Due protagoniste, Chiara e Ludovica, apparentemente diverse ma essenzialmente simili, si trovano catapultate in un mondo ben più complesso e crudo del loro quotidiano. Come sfondo della vicenda narrata da Baby abbiamo una Roma borghese, nel quartiere dei Parioli, presente in tutte le sue sfaccettature. È la serie Netflix più discussa nell’ultimo periodo, con al centro tematiche forti e particolarmente attuali.

La trama

La serie è ispirata allo scandalo delle “baby squillo” dei Parioli, un fatto avvenuto nel 2013, che coinvolse al suo tempo due giovani ragazze romane.
Baby sfrutta questa vicenda per lanciare una critica alla società, soprattutto, con un occhio di riguardo alla crescita eccessivamente veloce dei giovani d’oggi.

Le due protagoniste, risentono particolarmente dell’ambiente borghese, fatto da canoni e stereotipi da dover necessariamente rispettare per essere “qualcuno”. Si sentono perciò costrette a forgiare questa “vita segreta”, definita da Chiara stessa come “l’unico modo per sopravvivere ad un ambiente simile”, e descritta dalla protagonista come un qualcosa che la rende nel complesso “potente” e autonoma.

Le due ragazze sono lasciate a loro stesse nella serie, sole con i loro problemi e le difficoltà adolescenziali.
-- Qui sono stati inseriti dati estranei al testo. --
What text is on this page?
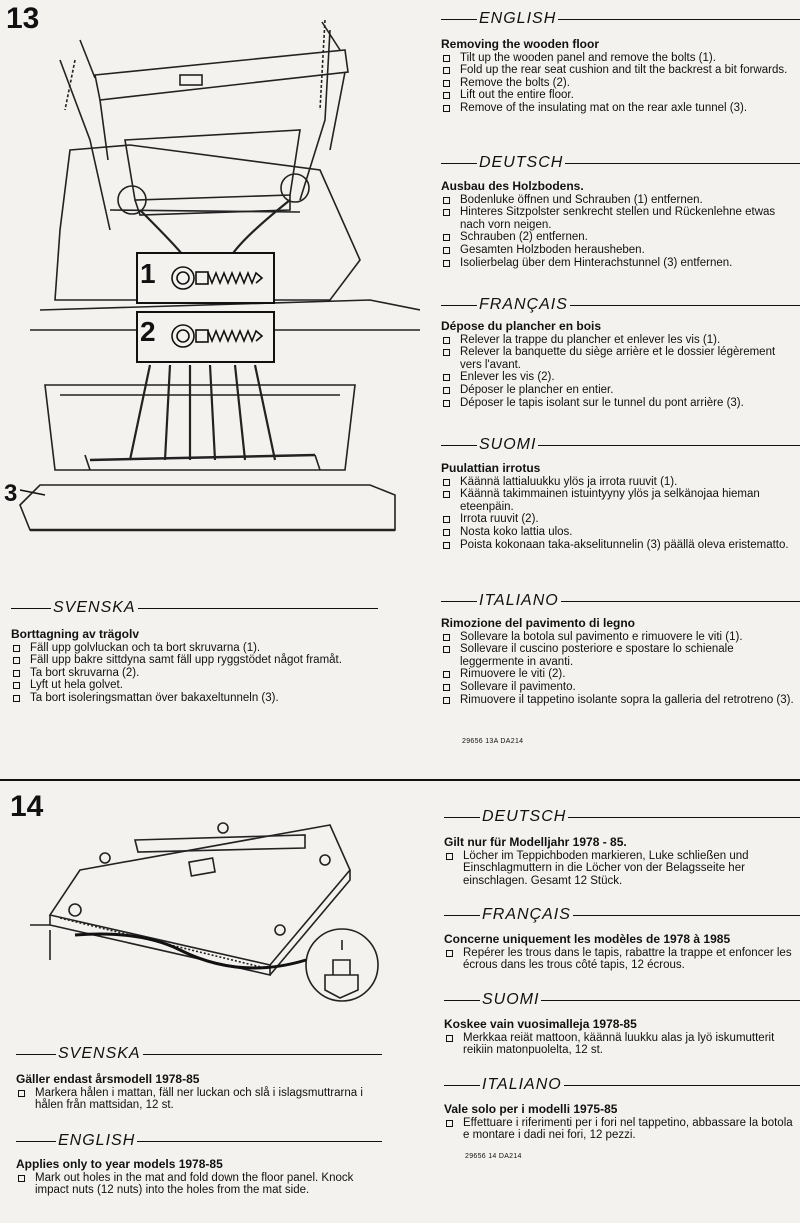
13
1
2
3
ENGLISH
Removing the wooden floor
Tilt up the wooden panel and remove the bolts (1).
Fold up the rear seat cushion and tilt the backrest a bit forwards.
Remove the bolts (2).
Lift out the entire floor.
Remove of the insulating mat on the rear axle tunnel (3).
DEUTSCH
Ausbau des Holzbodens.
Bodenluke öffnen und Schrauben (1) entfernen.
Hinteres Sitzpolster senkrecht stellen und Rückenlehne etwas nach vorn neigen.
Schrauben (2) entfernen.
Gesamten Holzboden herausheben.
Isolierbelag über dem Hinterachstunnel (3) entfernen.
FRANÇAIS
Dépose du plancher en bois
Relever la trappe du plancher et enlever les vis (1).
Relever la banquette du siège arrière et le dossier légèrement vers l'avant.
Enlever les vis (2).
Déposer le plancher en entier.
Déposer le tapis isolant sur le tunnel du pont arrière (3).
SUOMI
Puulattian irrotus
Käännä lattialuukku ylös ja irrota ruuvit (1).
Käännä takimmainen istuintyyny ylös ja selkänojaa hieman eteenpäin.
Irrota ruuvit (2).
Nosta koko lattia ulos.
Poista kokonaan taka-akselitunnelin (3) päällä oleva eristematto.
ITALIANO
Rimozione del pavimento di legno
Sollevare la botola sul pavimento e rimuovere le viti (1).
Sollevare il cuscino posteriore e spostare lo schienale leggermente in avanti.
Rimuovere le viti (2).
Sollevare il pavimento.
Rimuovere il tappetino isolante sopra la galleria del retrotreno (3).
29656 13A DA214
SVENSKA
Borttagning av trägolv
Fäll upp golvluckan och ta bort skruvarna (1).
Fäll upp bakre sittdyna samt fäll upp ryggstödet något framåt.
Ta bort skruvarna (2).
Lyft ut hela golvet.
Ta bort isoleringsmattan över bakaxeltunneln (3).
14	DEUTSCH
Gilt nur für Modelljahr 1978 - 85.
Löcher im Teppichboden markieren, Luke schließen und Einschlagmuttern in die Löcher von der Belagsseite her einschlagen. Gesamt 12 Stück.
FRANÇAIS
Concerne uniquement les modèles de 1978 à 1985
Repérer les trous dans le tapis, rabattre la trappe et enfoncer les écrous dans les trous côté tapis, 12 écrous.
SUOMI
Koskee vain vuosimalleja 1978-85
Merkkaa reiät mattoon, käännä luukku alas ja lyö iskumutterit reikiin matonpuolelta, 12 st.
ITALIANO
Vale solo per i modelli 1975-85
Effettuare i riferimenti per i fori nel tappetino, abbassare la botola e montare i dadi nei fori, 12 pezzi.
29656 14 DA214
SVENSKA
Gäller endast årsmodell 1978-85
Markera hålen i mattan, fäll ner luckan och slå i islagsmuttrarna i hålen från mattsidan, 12 st.
ENGLISH
Applies only to year models 1978-85
Mark out holes in the mat and fold down the floor panel. Knock impact nuts (12 nuts) into the holes from the mat side.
E si sentono perciò in dovere di farsi da spalla l’una con l’altra, in questa “eccitante avventura”, cominciata perlopiù come atto di consolazione dinanzi alle mancate figure genitoriali.

Nell’affiancare la vicenda delle due giovani, abbiamo personaggi secondari che introducono tematiche come l’amicizia e l’amore adolescenziale, che donano alla serie un tocco decisamente più giovanile e digeribile.

Il cast di Baby

Ci sono nomi noti, come Isabella Ferrari e Claudia Pandolfi. Ma per quanto riguarda la scelta degli attori mi ritengo soddisfatto dell’interpretazione di Alice Pagani (Ludovica) e di Benedetta Porcaroli (Chiara).
Mi lascia abbastanza perplesso la scelta degli altri attori secondari, i quali non ci hanno fatto affezionare ai loro personaggi, come invece è stato per le due ragazze.

La serie nel complesso non è male, perciò la consiglio per una presa di coscienza di ciò che accade attorno a noi quotidianamente e di come la società stia rapidamente cambiando sotto i nostri occhi.